LE OMT, Outright Monetary Transactions, sono lo strumento finale a disposizione della Bce per evitare il tracollo di uno Stato. Consistono nell’acquisto illimitato sul mercato secondario dei titoli di Stato a breve termine da parte di Eurotower. Draghi non è mai stato costretto a usare questa arma e pare che l’Europa non sia affatto propensa a metterla a disposizione di un Paese accusato di violare le regole.
E’ dunque possibile, anzi probabile, che il presidente della Bce abbia prospettato al capo dello Stato italiano una situazione forse senza alternative e nella migliore delle ipotesi con due opzioni entrambe pesantissime. Il commissariamento, sempre che si riescano a convincere Germania e Paesi nordici, in cambio del salvataggio oppure, più probabilmente, l’abbandono. I mezzi della Bce, incluse le Omt, verrebbero in quel caso adoperati solo per coprire il resto della Ue cercando di evitare il contagio. L’Italia dovrebbe cavarsela da sola, adottando provvedimenti che definire da lacrime e sangue è un pallido eufemismo.
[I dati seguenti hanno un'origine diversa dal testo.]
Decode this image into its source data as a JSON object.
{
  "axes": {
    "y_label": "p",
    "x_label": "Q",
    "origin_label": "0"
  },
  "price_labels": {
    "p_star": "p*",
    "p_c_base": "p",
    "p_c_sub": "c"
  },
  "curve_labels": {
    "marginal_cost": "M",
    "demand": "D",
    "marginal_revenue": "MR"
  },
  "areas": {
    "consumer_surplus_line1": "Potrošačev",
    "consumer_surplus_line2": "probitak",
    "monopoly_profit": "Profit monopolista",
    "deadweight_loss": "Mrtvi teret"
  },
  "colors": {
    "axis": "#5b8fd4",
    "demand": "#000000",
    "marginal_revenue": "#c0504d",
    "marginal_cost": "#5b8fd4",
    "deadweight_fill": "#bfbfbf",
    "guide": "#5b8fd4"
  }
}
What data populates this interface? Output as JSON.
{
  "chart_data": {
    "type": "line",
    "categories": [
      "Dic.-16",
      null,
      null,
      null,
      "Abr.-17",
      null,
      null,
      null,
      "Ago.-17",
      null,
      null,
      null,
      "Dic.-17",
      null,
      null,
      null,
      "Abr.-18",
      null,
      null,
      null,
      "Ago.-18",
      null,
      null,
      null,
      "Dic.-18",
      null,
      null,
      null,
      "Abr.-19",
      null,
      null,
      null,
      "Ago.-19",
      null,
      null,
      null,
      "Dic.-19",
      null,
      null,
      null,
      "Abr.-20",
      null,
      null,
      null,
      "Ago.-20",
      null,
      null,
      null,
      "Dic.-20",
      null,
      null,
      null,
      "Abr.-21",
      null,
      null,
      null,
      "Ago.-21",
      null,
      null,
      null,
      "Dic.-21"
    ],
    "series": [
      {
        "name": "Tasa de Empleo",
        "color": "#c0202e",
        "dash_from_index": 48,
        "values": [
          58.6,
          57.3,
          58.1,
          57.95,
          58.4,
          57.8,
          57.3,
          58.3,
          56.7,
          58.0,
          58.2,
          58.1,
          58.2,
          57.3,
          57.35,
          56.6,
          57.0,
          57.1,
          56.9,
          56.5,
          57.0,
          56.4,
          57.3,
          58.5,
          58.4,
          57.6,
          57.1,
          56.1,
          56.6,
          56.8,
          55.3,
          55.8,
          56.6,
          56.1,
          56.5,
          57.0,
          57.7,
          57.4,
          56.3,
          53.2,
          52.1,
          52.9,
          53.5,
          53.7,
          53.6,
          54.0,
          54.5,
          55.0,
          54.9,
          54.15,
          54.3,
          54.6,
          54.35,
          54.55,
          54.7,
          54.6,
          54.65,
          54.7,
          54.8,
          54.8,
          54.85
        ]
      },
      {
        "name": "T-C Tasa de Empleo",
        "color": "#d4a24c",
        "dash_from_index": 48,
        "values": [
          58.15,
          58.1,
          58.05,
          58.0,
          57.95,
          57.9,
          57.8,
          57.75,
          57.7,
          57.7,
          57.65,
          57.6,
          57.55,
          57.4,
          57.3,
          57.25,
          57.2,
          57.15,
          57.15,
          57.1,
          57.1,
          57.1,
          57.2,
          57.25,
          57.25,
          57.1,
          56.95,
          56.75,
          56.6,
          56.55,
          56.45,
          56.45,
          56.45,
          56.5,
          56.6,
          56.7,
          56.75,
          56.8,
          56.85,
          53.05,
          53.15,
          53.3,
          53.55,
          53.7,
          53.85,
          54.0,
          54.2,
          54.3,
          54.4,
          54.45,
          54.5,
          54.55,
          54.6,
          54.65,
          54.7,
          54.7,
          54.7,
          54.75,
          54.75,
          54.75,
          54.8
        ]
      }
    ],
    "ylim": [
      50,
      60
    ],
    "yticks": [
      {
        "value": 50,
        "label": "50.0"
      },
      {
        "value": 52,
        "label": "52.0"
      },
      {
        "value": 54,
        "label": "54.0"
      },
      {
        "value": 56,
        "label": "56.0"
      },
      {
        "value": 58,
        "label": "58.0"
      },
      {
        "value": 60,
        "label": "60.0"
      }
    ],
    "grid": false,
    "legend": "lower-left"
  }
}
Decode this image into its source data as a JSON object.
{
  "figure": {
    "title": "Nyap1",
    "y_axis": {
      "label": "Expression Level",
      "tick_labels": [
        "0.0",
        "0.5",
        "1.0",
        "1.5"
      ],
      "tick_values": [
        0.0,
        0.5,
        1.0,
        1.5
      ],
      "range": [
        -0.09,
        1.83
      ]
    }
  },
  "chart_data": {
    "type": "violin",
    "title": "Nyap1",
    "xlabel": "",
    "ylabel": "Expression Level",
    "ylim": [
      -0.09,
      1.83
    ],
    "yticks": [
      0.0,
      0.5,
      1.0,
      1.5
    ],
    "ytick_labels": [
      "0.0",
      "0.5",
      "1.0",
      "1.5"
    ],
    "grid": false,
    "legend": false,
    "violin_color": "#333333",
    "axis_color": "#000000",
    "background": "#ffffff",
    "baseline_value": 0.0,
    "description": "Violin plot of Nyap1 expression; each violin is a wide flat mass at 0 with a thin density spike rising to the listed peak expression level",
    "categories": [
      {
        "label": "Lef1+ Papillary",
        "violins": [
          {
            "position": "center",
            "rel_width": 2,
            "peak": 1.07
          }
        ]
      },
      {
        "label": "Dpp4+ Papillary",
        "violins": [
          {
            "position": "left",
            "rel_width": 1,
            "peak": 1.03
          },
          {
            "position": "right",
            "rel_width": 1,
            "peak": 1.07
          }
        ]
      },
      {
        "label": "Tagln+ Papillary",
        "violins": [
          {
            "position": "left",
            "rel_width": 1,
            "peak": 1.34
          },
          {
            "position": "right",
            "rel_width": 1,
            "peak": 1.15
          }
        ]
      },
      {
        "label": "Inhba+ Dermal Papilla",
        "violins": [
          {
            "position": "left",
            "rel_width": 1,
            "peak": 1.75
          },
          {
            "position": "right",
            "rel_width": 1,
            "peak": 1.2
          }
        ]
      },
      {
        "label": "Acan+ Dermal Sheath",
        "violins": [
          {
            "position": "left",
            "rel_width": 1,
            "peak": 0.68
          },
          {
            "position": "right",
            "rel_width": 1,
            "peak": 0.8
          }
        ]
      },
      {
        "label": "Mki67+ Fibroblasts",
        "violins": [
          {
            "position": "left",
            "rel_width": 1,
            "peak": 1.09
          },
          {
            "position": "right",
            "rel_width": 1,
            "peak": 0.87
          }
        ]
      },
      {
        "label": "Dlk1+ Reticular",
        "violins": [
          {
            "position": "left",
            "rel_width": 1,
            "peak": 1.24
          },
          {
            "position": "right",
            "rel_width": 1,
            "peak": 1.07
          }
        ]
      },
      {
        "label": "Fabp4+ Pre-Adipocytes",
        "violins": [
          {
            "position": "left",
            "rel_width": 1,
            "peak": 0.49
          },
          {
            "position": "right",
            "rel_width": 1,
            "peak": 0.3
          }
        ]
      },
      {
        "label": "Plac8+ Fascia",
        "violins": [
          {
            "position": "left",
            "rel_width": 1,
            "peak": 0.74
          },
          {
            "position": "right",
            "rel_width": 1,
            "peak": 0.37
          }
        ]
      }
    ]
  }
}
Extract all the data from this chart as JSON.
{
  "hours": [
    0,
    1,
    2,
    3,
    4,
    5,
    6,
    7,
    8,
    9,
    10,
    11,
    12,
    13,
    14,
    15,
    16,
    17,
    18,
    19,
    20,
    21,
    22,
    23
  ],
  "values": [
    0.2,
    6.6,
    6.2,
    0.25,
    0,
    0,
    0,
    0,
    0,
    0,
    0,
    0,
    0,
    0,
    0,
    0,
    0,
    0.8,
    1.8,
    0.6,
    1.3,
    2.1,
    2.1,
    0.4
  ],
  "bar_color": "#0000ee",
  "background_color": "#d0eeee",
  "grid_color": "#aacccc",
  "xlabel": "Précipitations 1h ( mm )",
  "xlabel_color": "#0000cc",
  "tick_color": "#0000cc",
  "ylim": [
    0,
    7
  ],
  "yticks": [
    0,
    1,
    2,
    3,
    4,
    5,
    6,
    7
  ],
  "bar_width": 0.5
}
CHE LE COSE STIANO COSÌ e che questo sia stato il messaggio consegnato a Mattarella da Draghi è suggerito anche da un’altra notizia circolata ieri, pur se ovviamente non confermata. Quello di mercoledì non sarebbe infatti il primo incontro “discreto” fra Draghi e Mattarella. Il presidente della Bce sarebbe volato a Roma già a fine agosto, quando nel corso del braccio di ferro sulla nave Diciotti Di Maio aveva minacciato di interrompere il pagamento dei contributi italiani alla Ue. In quell’occasione Germania e Paesi nordici insistevano per una reazione durissima ove l’Italia avesse dato corso alla minaccia: sospendere il Quantitative Easing per i titoli italiani. Poi la tensione si stemperò in pochi giorni ma la logica era identica: chi non accetta le regole dell’Europa non può poi sperare nell’aiuto dell’Europa.
CERTO, PERCHÉ QUESTO scenario apocalittico si prospetti davvero è necessario che l’Italia del salvataggio abbia bisogno. Deve cioè determinarsi una crisi sui mercati che al momento non c’è. La sfiducia nelle prospettive di crescita ipotizzate dal governo è palese e lo spread è salito a 285 punti. Ma non si tratta ancora di una situazione fuori di controllo. Quanto alla Ue, è molto difficile che una commissione in scadenza opti per la soluzione drastica e mai verificatasi prima del rinvio della legge. Dovrebbe invece procedere, come d’uso, con la richiesta di modifiche, poi, eventualmente, con l’avvio della procedura d’infrazione. Il detonatore dunque è altrove: nel verdetto delle agenzie di rating, prima S&P poi Moody’s, entrambe nell’ultima settimana di ottobre. Il rischio che entrambe decidano il downgrad c’è. A quel punto la situazione sui mercati potrebbe incendiarsi davvero.